本発明は、高強力で形態安定性に優れるだけでなく、表面の凹凸が少ない人工皮革およびその製造方法に関するものである。
従来から人工皮革は、天然皮革に類似した柔軟性と機械的性能を得るために、一般的に極細繊維からなる不織布に高分子弾性体を付与して作られている。さらに、人工皮革がカーシートや椅子などの表皮材に使用される場合には、長期の繰り返し使用により表皮材に歪みが生じてしまうことがあるため、不織布内部もしくは片側に補強布として織物を積層一体化させることにより、高強力で低伸度かつ柔軟性に富んだ人工皮革を得る方法が用いられている。
それらの人工皮革の一般的な製造方法は、次のとおりである。極細繊維あるいは極細化可能な複合繊維をウェブ化した後に、これに織物を積層し、ニードルパンチあるいは高速流体によるウォータージェットパンチにより繊維を絡合し、複合繊維中の一成分を除去し極細繊維化した後、得られた繊維シート基体にポリウレタン等の弾性重合体を付与して、柔軟な人工皮革を得る方法が知られている。

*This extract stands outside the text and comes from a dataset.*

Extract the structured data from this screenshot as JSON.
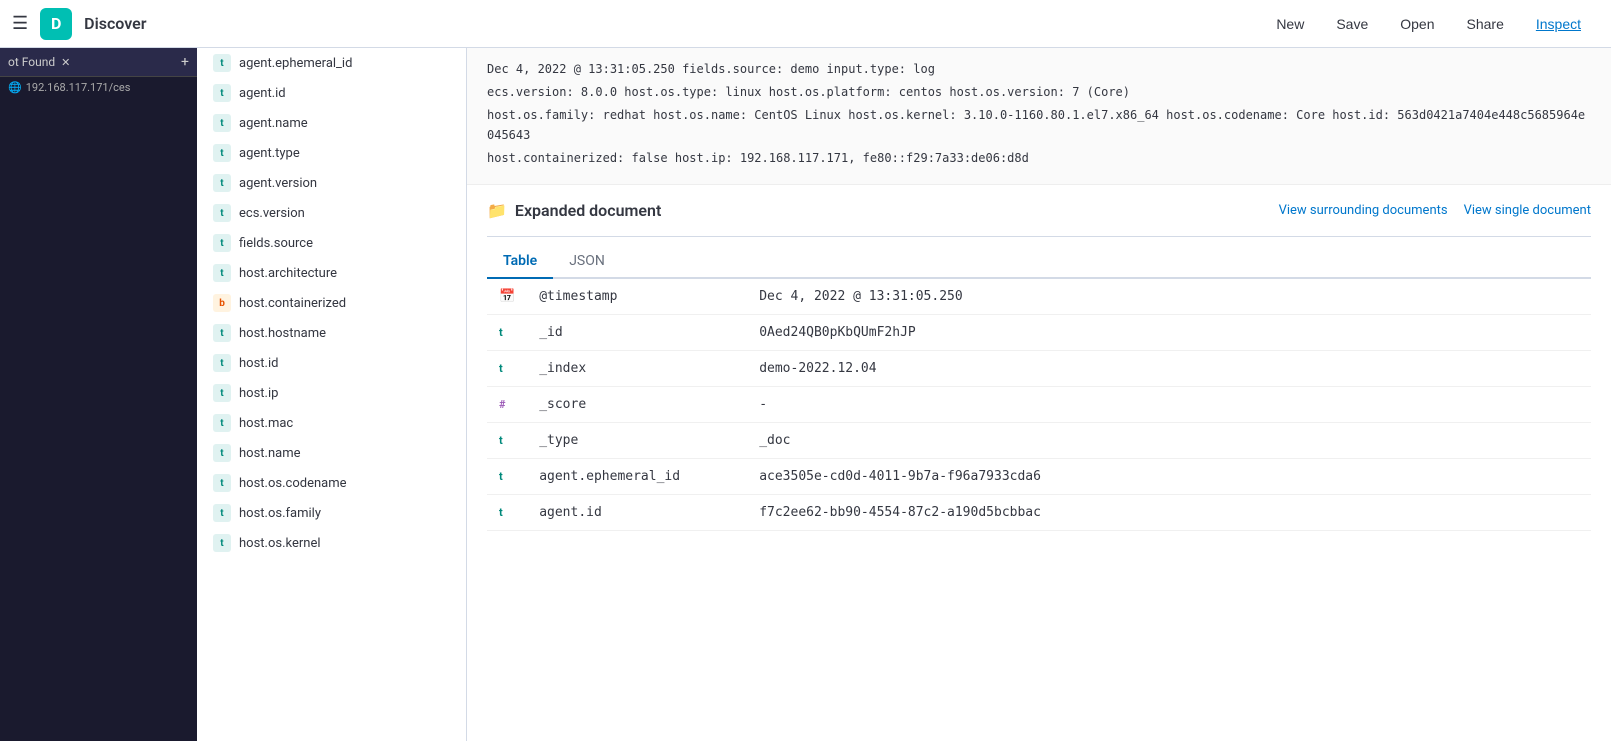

特にニードルパンチ法は、繊維シート基体内部に対する絡合効果が低いウォータージェットパンチ法に比べて、不織布と織物を強固に絡合させることができる一方、ニードル針のバーブに織物が引っ掛かり損傷を受け、物理特性向上効果の低下や不織布層を形成する極細繊維と繊度が異なる織物を構成する単糸がニードルパンチにより人工皮革表層に突出して、人工皮革の触感が粗くて固くなるなど、物理特性や品位について改善すべき問題があった。
このような背景において、人工皮革の立毛繊維密度を向上させる方法として、織物の強い収縮力により表面側の不織布の繊維密度を高め、その後、不織布から織物を剥離することにより、緻密で高級感のある品位と良好なタッチを得ることができる方法が提案されている(特許文献1参照。)。しかしながら、この方法は、織物を剥離させて伸縮性を得ることを前提としているため、高強力で形態安定性に優れた人工皮革は得られない。また、織物を剥離させないことを前提とした場合においても、不織布表面の凹凸を無くする方法については記載がなく、不織布と織物の収縮率の違いから、不織布表面にシボ状の凹凸が形成された表面品位となる可能性もある。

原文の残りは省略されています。